Cataract Surgery and Infections

In my opinion, cataract surgery is close to, if not definitively, the most reliably successful thing we do in medicine. So, if someone gets a bad infection after surgery, it’s especially painful for both the patient and the surgeon, who are both expecting great results. Fortunately, infections inside the eyeball after cataract surgery are very rare. However, given the number of cataract surgeries that are done, these infections do crop up. So, as a community of ophthalmologists, we desire to do everything we can to take this rare complication and make it even rarer. One idea that seems to lower the infection rate is the injection of antibiotics into the front of the eye near the end of surgery as routine prevention.

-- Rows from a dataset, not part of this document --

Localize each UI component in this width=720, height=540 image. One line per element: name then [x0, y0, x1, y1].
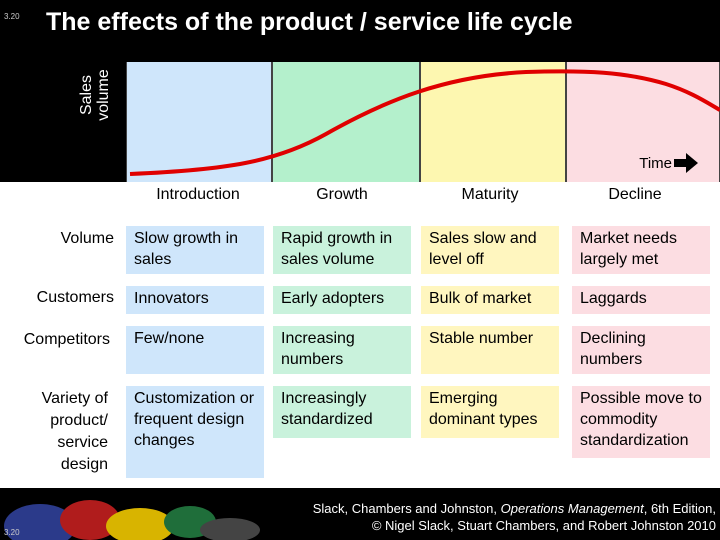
stage-header-growth: Growth	[316, 186, 368, 203]
stage-header-maturity: Maturity	[461, 186, 519, 203]
citation-book-title: Operations Management	[500, 501, 644, 516]
slide-title: The effects of the product / service lif…	[46, 8, 573, 36]
cell-competitors-growth: Increasing numbers	[273, 326, 411, 374]
slide-number-bottom: 3.20	[4, 528, 20, 537]
cell-customers-decline: Laggards	[572, 286, 710, 314]
stage-header-decline: Decline	[608, 186, 662, 203]
cell-customers-maturity: Bulk of market	[421, 286, 559, 314]
citation-line-1: Slack, Chambers and Johnston, Operations…	[280, 500, 716, 517]
stage-header-introduction: Introduction	[156, 186, 240, 203]
cell-variety-growth: Increasingly standardized	[273, 386, 411, 438]
citation: Slack, Chambers and Johnston, Operations…	[280, 500, 716, 534]
cell-competitors-decline: Declining numbers	[572, 326, 710, 374]
decorative-image	[4, 500, 260, 540]
life-cycle-chart	[126, 62, 720, 182]
cell-customers-introduction: Innovators	[126, 286, 264, 314]
row-label-variety: Variety of product/ service design	[41, 390, 108, 473]
row-label-competitors: Competitors	[23, 331, 110, 348]
x-axis-label: Time	[639, 155, 672, 172]
cell-variety-decline: Possible move to commodity standardizati…	[572, 386, 710, 458]
row-label-volume: Volume	[60, 230, 114, 247]
arrow-right-icon	[674, 153, 698, 173]
sales-curve	[129, 69, 720, 176]
cell-variety-introduction: Customization or frequent design changes	[126, 386, 264, 478]
band-maturity	[420, 62, 566, 182]
citation-line-2: © Nigel Slack, Stuart Chambers, and Robe…	[371, 518, 716, 533]
cell-volume-maturity: Sales slow and level off	[421, 226, 559, 274]
cell-volume-decline: Market needs largely met	[572, 226, 710, 274]
row-label-customers: Customers	[36, 289, 114, 306]
cell-variety-maturity: Emerging dominant types	[421, 386, 559, 438]
slide-number-top: 3.20	[4, 12, 20, 21]
cell-competitors-introduction: Few/none	[126, 326, 264, 374]
citation-edition: , 6th Edition,	[643, 501, 716, 516]
citation-authors: Slack, Chambers and Johnston,	[312, 501, 497, 516]
cell-customers-growth: Early adopters	[273, 286, 411, 314]
cell-competitors-maturity: Stable number	[421, 326, 559, 374]
cell-volume-growth: Rapid growth in sales volume	[273, 226, 411, 274]
y-axis-label: Sales volume	[78, 69, 112, 121]
cell-volume-introduction: Slow growth in sales	[126, 226, 264, 274]
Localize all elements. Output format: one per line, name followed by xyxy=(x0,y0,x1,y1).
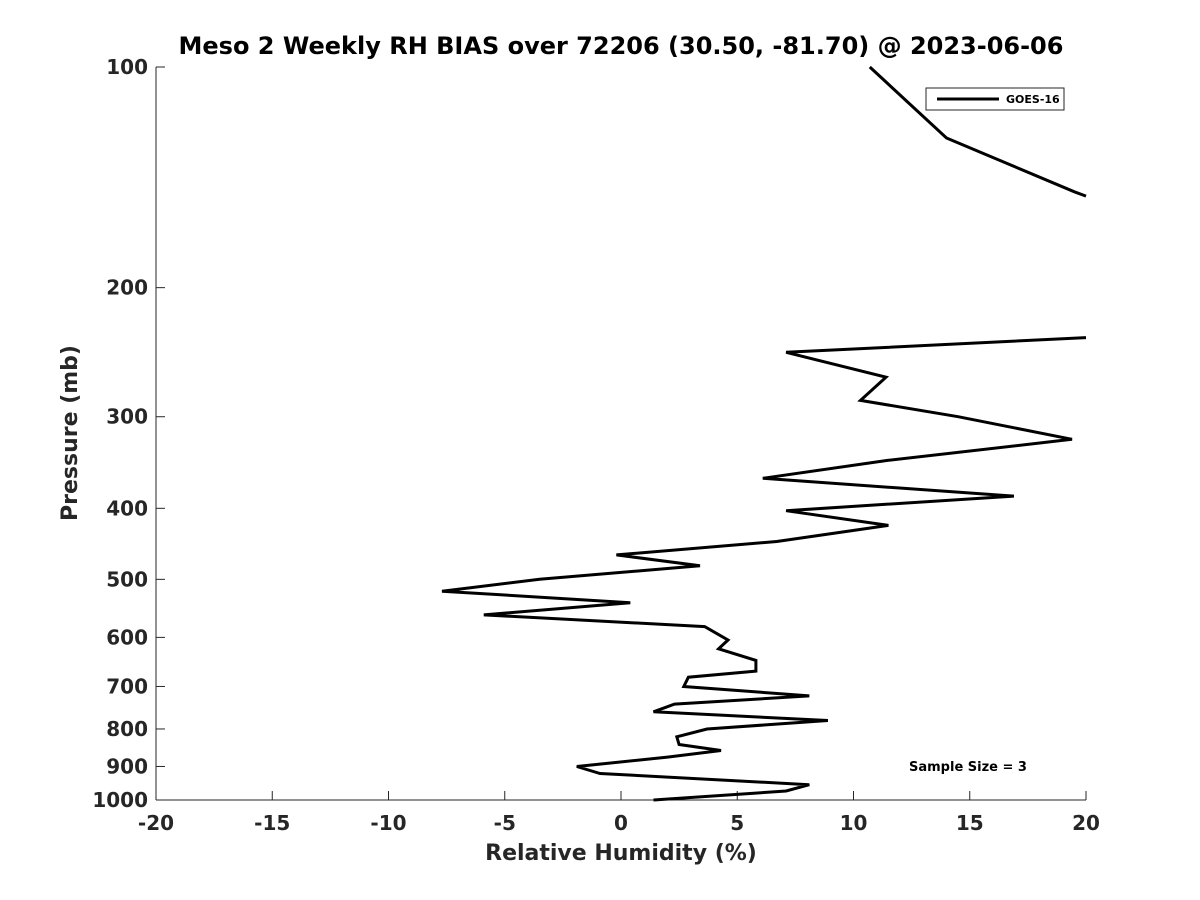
y-tick-label: 1000 xyxy=(92,788,148,812)
sample-size-annotation: Sample Size = 3 xyxy=(909,760,1027,775)
y-ticks: 100 200 300 400 500 600 700 800 900 1000 xyxy=(92,55,165,812)
legend: GOES-16 xyxy=(925,87,1065,111)
legend-label: GOES-16 xyxy=(1006,93,1060,106)
x-axis-label: Relative Humidity (%) xyxy=(485,841,757,866)
y-tick-label: 400 xyxy=(106,496,148,520)
chart-title: Meso 2 Weekly RH BIAS over 72206 (30.50,… xyxy=(179,32,1064,60)
y-tick-label: 300 xyxy=(106,405,148,429)
y-tick-label: 200 xyxy=(106,276,148,300)
series-line-goes16-segment-2 xyxy=(441,336,1087,802)
x-tick-label: -10 xyxy=(370,811,406,835)
y-tick-label: 500 xyxy=(106,567,148,591)
x-tick-label: 10 xyxy=(840,811,868,835)
x-tick-label: 0 xyxy=(614,811,628,835)
y-axis-label: Pressure (mb) xyxy=(58,345,83,521)
x-tick-label: 15 xyxy=(956,811,984,835)
x-tick-label: -5 xyxy=(494,811,516,835)
series-lines xyxy=(441,65,1087,802)
y-tick-label: 800 xyxy=(106,717,148,741)
series-line-goes16-segment-1 xyxy=(868,65,1087,198)
x-tick-label: -20 xyxy=(138,811,174,835)
y-tick-label: 900 xyxy=(106,754,148,778)
y-tick-label: 700 xyxy=(106,674,148,698)
x-tick-label: 20 xyxy=(1072,811,1100,835)
y-tick-label: 100 xyxy=(106,55,148,79)
x-tick-label: -15 xyxy=(254,811,290,835)
y-tick-label: 600 xyxy=(106,625,148,649)
plot-area: -20 -15 -10 -5 0 5 10 15 20 100 200 300 400 500 600 70… xyxy=(92,55,1100,835)
x-tick-label: 5 xyxy=(730,811,744,835)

An antibiotic that can be used is vancomycin, which has good activity against the bacteria that commonly cause post-cataract surgery infections. However, use of vancomycin has been linked to a complication called HORV (hemorrhagic occlusive retinal vasculitis), which can have even more devastating impacts than the infection vancomycin is meant to prevent. HORV is very rare, but given that it is possible and the infection has a low rate, it is currently controversial whether routine prophylaxis with vancomycin is worth the risk of HORV. These are relatively new things that we are thinking about as eye doctors; I personally have never used this vancomycin prophylaxis. Only time and more studies will give us a better understanding of what to do in the future.